Customers will have a variety of choices for how they want to deploy their AI workloads on Intel Gaudi 3 accelerators on IBM Cloud:
 

  • IBM Cloud Virtual Servers for VPC: This option provides a purpose-built AI server on IBM Cloud Virtual Private Cloud (VPC) for traditional and GenAI workloads, including Red Hat Enterprise Linux (RHEL) AI workloads.
  • Bring-your-own watsonx software license: Clients requiring added control over their AI stack can deploy IBM watsonx.ai to their Intel Gaudi 3-based virtual server on IBM Cloud VPC in Q2 2025.
  • Deployable architectures: For developers and operations teams that need to quickly deploy new features and system updates without extensive manual intervention, IBM Cloud offers design modules called deployable architectures (DA). IBM Cloud clients will be able to quickly adopt Intel Gaudi 3 capabilities through several DAs, including a watsonx software DA, an IBM Cloud Virtual Server for VPC DA, as well as DAs for Red Hat OpenShift and Red Hat OpenShift Kubernetes Service. These DAs will be available in 2H 2025.

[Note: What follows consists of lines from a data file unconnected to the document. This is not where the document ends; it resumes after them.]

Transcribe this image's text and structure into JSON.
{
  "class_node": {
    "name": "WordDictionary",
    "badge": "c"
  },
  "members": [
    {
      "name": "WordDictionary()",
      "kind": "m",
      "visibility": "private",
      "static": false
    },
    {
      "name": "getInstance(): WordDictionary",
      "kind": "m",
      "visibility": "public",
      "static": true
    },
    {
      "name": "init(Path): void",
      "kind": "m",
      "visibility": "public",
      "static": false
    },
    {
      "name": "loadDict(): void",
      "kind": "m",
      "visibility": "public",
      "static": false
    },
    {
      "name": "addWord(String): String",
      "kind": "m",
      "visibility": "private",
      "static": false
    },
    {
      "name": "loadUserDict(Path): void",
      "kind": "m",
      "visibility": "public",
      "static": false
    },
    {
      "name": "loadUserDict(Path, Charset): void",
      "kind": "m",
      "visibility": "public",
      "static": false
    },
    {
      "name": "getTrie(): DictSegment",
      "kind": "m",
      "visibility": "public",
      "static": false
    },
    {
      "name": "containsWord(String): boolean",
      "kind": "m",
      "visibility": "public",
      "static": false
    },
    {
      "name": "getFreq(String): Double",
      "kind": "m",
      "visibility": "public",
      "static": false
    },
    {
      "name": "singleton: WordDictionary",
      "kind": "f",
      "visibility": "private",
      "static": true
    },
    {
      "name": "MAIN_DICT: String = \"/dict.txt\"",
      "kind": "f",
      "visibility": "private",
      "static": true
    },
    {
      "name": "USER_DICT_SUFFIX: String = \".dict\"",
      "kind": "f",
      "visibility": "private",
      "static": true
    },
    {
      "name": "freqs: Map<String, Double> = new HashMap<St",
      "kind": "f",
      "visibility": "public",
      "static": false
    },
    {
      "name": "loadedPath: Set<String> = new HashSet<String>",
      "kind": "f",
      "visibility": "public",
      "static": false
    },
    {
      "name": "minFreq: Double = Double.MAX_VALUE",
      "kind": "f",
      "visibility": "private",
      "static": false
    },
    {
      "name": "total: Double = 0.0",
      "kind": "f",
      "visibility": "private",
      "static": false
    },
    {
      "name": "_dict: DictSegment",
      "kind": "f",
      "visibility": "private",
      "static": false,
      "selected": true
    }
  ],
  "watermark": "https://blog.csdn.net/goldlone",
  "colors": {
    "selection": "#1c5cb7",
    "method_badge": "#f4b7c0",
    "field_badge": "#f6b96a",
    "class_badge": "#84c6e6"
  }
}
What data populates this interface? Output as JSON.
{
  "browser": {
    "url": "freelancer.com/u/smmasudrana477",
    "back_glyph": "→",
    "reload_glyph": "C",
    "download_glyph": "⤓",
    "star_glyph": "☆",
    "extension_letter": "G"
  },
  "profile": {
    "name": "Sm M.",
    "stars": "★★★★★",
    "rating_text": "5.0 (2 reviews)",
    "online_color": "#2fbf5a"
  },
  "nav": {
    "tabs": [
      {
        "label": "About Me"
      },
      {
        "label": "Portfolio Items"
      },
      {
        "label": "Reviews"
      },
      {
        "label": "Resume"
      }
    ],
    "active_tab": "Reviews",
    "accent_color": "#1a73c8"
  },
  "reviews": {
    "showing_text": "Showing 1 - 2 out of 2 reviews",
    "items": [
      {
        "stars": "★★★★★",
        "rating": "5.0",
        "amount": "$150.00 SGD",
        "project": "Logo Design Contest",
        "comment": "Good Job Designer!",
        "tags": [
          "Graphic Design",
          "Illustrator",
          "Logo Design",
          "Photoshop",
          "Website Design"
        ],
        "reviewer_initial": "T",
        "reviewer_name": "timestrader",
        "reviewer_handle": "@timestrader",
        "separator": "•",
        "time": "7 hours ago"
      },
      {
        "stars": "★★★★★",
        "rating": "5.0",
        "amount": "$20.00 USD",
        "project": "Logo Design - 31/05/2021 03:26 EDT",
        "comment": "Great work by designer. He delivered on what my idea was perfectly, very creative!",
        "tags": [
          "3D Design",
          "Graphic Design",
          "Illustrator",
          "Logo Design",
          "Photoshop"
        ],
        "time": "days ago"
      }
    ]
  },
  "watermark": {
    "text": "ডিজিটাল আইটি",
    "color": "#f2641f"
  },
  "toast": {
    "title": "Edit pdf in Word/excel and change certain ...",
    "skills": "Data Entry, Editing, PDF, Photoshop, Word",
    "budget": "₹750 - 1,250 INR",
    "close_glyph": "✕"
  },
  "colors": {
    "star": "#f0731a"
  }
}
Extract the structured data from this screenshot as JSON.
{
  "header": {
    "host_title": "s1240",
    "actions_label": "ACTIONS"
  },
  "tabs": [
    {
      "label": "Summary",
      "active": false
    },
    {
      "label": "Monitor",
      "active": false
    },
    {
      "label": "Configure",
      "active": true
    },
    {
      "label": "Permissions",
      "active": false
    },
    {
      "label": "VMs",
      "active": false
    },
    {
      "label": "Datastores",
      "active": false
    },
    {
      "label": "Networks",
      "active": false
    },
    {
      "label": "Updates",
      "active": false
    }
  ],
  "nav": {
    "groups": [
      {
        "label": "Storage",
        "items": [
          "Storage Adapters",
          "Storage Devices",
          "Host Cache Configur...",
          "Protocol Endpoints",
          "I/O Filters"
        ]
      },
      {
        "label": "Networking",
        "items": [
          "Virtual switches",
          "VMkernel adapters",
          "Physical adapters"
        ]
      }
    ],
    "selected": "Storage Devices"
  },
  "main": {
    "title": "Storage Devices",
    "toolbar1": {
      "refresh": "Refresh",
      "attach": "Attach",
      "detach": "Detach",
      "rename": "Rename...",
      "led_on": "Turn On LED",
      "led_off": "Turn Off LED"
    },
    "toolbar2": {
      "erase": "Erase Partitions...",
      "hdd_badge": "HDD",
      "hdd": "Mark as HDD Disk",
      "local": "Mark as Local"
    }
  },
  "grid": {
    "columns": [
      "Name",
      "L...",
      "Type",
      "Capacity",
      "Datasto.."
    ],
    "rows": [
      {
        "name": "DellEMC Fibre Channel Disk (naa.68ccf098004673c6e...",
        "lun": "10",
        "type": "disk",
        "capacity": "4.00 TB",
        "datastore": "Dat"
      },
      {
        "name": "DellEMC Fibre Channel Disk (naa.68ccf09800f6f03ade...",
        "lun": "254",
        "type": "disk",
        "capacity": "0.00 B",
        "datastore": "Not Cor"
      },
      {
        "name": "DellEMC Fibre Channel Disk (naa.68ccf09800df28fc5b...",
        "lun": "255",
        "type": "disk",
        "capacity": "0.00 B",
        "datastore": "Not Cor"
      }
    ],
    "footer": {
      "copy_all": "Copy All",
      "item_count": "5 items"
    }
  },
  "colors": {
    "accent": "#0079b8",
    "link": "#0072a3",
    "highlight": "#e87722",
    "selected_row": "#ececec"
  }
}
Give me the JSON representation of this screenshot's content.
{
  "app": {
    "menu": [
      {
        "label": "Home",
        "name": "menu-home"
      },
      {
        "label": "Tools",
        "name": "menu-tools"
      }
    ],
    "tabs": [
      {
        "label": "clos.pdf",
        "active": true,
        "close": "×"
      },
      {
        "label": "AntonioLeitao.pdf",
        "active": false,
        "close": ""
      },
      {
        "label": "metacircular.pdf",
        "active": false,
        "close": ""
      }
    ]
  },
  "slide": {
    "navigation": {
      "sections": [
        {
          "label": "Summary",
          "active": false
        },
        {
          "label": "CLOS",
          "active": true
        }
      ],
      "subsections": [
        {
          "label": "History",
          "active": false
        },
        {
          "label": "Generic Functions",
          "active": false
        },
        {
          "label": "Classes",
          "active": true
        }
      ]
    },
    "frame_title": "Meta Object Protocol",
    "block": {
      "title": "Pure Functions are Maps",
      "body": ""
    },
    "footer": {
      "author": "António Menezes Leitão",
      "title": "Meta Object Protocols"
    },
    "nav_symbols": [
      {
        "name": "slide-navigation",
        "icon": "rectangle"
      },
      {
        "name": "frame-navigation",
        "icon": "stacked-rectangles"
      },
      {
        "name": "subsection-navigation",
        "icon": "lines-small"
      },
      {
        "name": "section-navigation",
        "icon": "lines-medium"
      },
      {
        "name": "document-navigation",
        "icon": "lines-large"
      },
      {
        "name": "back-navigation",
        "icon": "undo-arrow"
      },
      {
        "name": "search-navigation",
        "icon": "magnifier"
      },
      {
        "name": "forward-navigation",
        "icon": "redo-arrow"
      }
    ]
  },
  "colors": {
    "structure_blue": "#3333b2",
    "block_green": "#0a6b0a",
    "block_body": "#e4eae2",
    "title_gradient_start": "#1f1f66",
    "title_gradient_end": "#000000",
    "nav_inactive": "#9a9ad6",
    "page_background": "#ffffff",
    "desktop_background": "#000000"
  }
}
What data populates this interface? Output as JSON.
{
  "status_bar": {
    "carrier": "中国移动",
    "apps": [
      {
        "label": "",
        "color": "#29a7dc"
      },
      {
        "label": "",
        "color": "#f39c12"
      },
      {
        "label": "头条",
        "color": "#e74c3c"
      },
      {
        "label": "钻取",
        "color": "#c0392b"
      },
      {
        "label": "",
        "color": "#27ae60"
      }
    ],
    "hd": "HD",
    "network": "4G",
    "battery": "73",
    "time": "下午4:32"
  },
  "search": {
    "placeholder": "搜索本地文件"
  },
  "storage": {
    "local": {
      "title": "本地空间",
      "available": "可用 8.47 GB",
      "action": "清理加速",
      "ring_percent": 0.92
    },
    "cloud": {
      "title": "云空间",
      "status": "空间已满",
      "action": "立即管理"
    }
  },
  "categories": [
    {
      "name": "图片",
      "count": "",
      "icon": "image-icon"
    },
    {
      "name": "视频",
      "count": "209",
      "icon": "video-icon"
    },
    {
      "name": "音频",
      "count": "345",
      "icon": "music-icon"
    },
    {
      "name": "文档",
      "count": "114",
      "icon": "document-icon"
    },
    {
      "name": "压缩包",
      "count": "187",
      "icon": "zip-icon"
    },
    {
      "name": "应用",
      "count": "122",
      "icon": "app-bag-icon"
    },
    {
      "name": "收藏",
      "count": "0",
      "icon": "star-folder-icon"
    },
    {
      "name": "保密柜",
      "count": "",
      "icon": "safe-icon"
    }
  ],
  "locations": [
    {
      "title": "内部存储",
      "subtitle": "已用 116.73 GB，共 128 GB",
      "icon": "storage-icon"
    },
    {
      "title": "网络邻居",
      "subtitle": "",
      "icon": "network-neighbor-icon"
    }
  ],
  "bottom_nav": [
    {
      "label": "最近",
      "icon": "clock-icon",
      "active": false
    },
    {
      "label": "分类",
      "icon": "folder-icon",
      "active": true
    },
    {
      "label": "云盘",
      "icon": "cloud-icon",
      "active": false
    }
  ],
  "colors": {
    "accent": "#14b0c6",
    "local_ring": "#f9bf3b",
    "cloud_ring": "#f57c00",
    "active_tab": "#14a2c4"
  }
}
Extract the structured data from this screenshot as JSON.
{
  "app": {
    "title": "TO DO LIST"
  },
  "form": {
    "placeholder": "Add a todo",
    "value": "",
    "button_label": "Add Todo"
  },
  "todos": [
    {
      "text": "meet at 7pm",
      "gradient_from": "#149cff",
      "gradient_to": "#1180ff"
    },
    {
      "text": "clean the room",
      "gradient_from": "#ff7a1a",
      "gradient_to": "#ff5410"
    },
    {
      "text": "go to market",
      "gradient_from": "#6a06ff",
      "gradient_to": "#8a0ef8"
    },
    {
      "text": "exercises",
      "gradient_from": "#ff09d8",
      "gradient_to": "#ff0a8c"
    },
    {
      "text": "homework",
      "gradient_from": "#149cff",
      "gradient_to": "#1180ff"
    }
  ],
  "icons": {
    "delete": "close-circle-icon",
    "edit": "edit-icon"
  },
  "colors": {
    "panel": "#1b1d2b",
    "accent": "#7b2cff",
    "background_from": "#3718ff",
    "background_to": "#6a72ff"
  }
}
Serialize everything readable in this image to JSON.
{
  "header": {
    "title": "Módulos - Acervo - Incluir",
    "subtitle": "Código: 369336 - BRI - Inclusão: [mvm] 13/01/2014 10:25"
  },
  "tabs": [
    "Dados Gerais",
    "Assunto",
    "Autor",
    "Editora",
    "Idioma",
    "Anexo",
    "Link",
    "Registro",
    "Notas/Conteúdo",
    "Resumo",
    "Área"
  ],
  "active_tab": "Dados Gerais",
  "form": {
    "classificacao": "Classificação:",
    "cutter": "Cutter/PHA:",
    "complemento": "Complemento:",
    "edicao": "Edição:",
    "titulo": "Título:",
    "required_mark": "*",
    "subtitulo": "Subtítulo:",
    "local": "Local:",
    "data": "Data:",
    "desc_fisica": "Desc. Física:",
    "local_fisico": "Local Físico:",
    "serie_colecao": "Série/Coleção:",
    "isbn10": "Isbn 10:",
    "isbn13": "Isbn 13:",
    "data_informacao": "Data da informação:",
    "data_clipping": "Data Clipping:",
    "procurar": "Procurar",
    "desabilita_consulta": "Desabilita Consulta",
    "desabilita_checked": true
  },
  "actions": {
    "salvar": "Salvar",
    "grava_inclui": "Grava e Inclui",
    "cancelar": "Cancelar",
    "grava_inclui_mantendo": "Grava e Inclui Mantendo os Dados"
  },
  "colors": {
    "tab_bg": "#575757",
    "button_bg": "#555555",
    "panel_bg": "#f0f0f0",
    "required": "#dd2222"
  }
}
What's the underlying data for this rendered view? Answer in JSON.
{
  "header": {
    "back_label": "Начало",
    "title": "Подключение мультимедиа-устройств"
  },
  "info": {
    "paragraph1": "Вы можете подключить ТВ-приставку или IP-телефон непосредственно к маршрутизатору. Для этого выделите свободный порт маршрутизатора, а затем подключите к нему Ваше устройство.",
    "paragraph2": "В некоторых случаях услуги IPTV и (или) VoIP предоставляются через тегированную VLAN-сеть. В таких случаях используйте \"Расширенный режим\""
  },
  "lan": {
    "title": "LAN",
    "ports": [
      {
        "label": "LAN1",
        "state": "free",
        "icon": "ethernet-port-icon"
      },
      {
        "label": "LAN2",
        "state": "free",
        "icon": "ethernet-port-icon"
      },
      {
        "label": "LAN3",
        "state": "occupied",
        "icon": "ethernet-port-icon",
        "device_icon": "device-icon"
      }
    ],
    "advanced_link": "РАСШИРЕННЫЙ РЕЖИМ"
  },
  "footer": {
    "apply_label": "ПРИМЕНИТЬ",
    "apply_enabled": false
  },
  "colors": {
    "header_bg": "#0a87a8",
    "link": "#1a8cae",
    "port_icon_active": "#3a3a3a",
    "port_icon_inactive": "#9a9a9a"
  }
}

  • Provision a container worker node: For clients wanting to leverage managed containerized infrastructure, IBM Cloud plans to deliver Intel Gaudi 3 as a worker node for Red Hat OpenShift AI clusters and Red Hat OpenShift Kubernetes Service in Q2 2025.
     

Statements regarding IBM’s future direction and intent are subject to change or withdrawal without notice and represent goals and objectives only.